Tabitha—Reggie’s Bakery(Monday, December 3, 1888)
There was no one at my old apartment. Clearly, Pearl had not been by.
I had mailed Freyda and Cora’s article and Cora’s letter, then come here. It was the last place I hadn’t looked for Pearl. I knew it would be futile, yet I had to try.
I wandered around the corner and found myself in front of Reggie’s Bakery, with its fogged-up windows and its warm aromas beckoning. It was mid-afternoon, and Aunt Mag’s breakfast was a distant memory now. I needed something to eat.
The scent of buttery bread and spun sugar assailed me as I entered. I ordered a bun and a cup of coffee and sat down at a table facing outward toward Rivington.

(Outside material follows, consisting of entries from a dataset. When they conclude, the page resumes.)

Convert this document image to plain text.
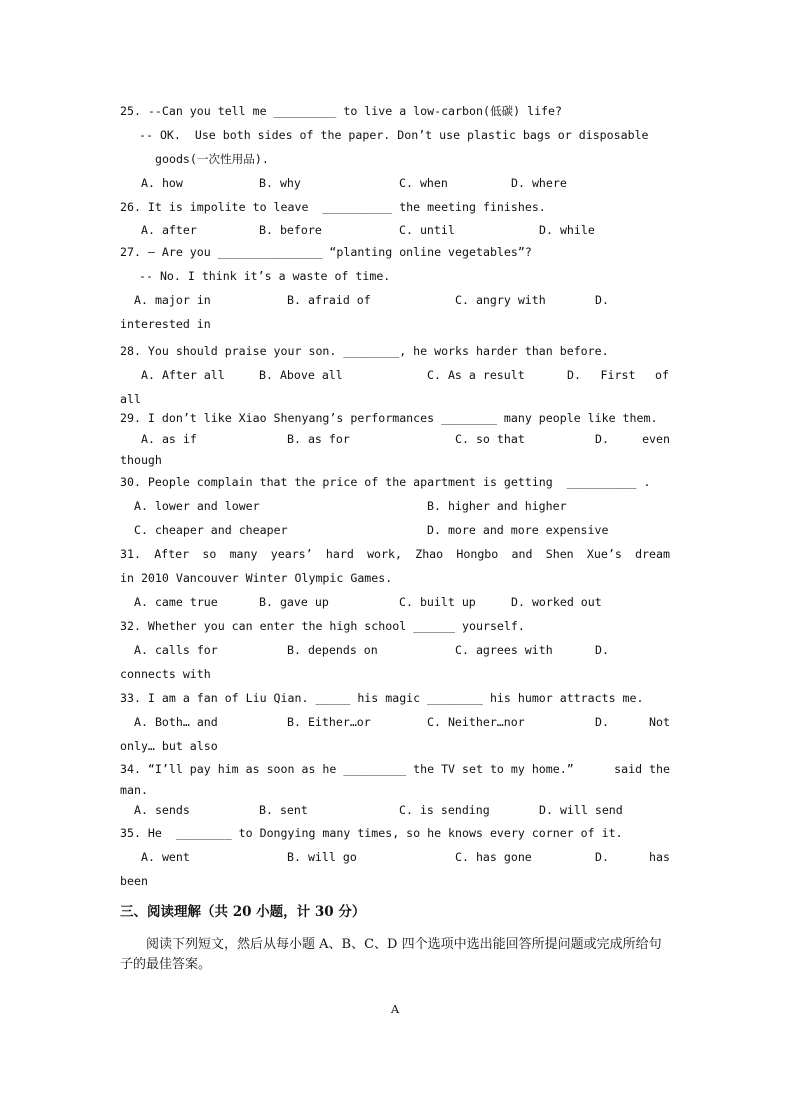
25. --Can you tell me _________ to live a low-carbon(低碳) life?
-- OK.  Use both sides of the paper. Don’t use plastic bags or disposable
goods(一次性用品).
A. how	B. why	C. when	D. where
26. It is impolite to leave  __________ the meeting finishes.
A. after	B. before	C. until	D. while
27. – Are you _______________ “planting online vegetables”?
-- No. I think it’s a waste of time.
A. major in	B. afraid of	C. angry with	D.
interested in
28. You should praise your son. ________, he works harder than before.
A. After all	B. Above all	C. As a result	D. First of
all
29. I don’t like Xiao Shenyang’s performances ________ many people like them.
A. as if	B. as for	C. so that	D.	even
though
30. People complain that the price of the apartment is getting  __________ .
A. lower and lower	B. higher and higher
C. cheaper and cheaper	D. more and more expensive
31. After so many years’ hard work, Zhao Hongbo and Shen Xue’s dream
in 2010 Vancouver Winter Olympic Games.
A. came true	B. gave up	C. built up	D. worked out
32. Whether you can enter the high school ______ yourself.
A. calls for	B. depends on	C. agrees with	D.
connects with
33. I am a fan of Liu Qian. _____ his magic ________ his humor attracts me.
A. Both… and	B. Either…or	C. Neither…nor	D.	Not
only… but also
34. “I’ll pay him as soon as he _________ the TV set to my home.”	said the
man.
A. sends	B. sent	C. is sending	D. will send
35. He  ________ to Dongying many times, so he knows every corner of it.
A. went	B. will go	C. has gone	D.	has
been
三、阅读理解（共 20 小题，计 30 分）
阅读下列短文，然后从每小题 A、B、C、D 四个选项中选出能回答所提问题或完成所给句子的最佳答案。
A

The streets were clogged with horses, wagons, and carriages. Children done with school darted in and out around adults plodding along. None of them knew or cared that Pearl was out there, somewhere, a Medusa bomb about to go off.
It was time for me to face the obvious: Pearl did not intend for me tofind her. She neither needed nor wanted me. I was wasting time, trying to find someone who didn’t want to be found.
Was I doing this for Pearl? Or was this like every other time I’d tried to “do good” for her—more about my own need to feel wanted? To feel like I belonged?
Pearl would never be my best friend, Jane. Jane was not my Jane anymore either.
Nor did Freyda nor Cora need me. They now shared a bond I never could enter.
There was nothing more for me in this city.
Except Mike.
But I’d only really known him for a day. And one does not reach out to one’s dad to ask him for money to establish oneself into a new apartment in Gotham, after bailing on one’s “save the world” project, without any job or purpose, on the basis of enjoying one day, kiss or no, with a certain boy, be his Irish accent ever so divine.
And his kindness. Be his kindness ever so divine.
I jumped when Reggie’s mother, Marianne, placed my coffee cup on my table.
“Just me, darlin’,” she said. “Want any cream?”
I shook my head. “Not today, thanks, Marianne.”
The look on her face said that everyone was allowed to be a fool now and then. “Where’s our Pearl today?” she asked kindly. “Haven’t seen either of you in a while.”
“Oh,” I said, “she’s… not feeling well.”
Her round face dimpled with concern. “Tell her hello from me, and I hope she feels better.” Marianne returned to the counter and busied herself frosting the X’s on hot cross buns.
I sipped my coffee and burned my tongue.
Aunt Lorraine would crow over the fact that I’d quit the Salvation Army. It stung to leave it just when it had begun to feel rewarding. Much more soup. Quite a bit less salvation.
It was time to go home and cry on Dad’s shoulder and sleep in my comfortable bed. Celebrate Christmas. Move forward with a life closer to what Aunt Lorraine intended for me.
But what if Pearl was in danger? What if she was trapped somewhere?
What if it was me in harm’s way, praying that my friends wouldn’t give up on me?
I wrapped my cold hands around my coffee cup and breathed in its warmth.
God in heaven, tell me what to do, because I can’t even think at all.
I stared into the darkness beyond my eyelids until colored pinpoints of light burst over my vision like fireworks in the night sky.
You ask and you ask, I thought bitterly, and what you get is nothing.
Tell me what to do, I implored, giving the thing one more try. I’m lost. And so is Pearl.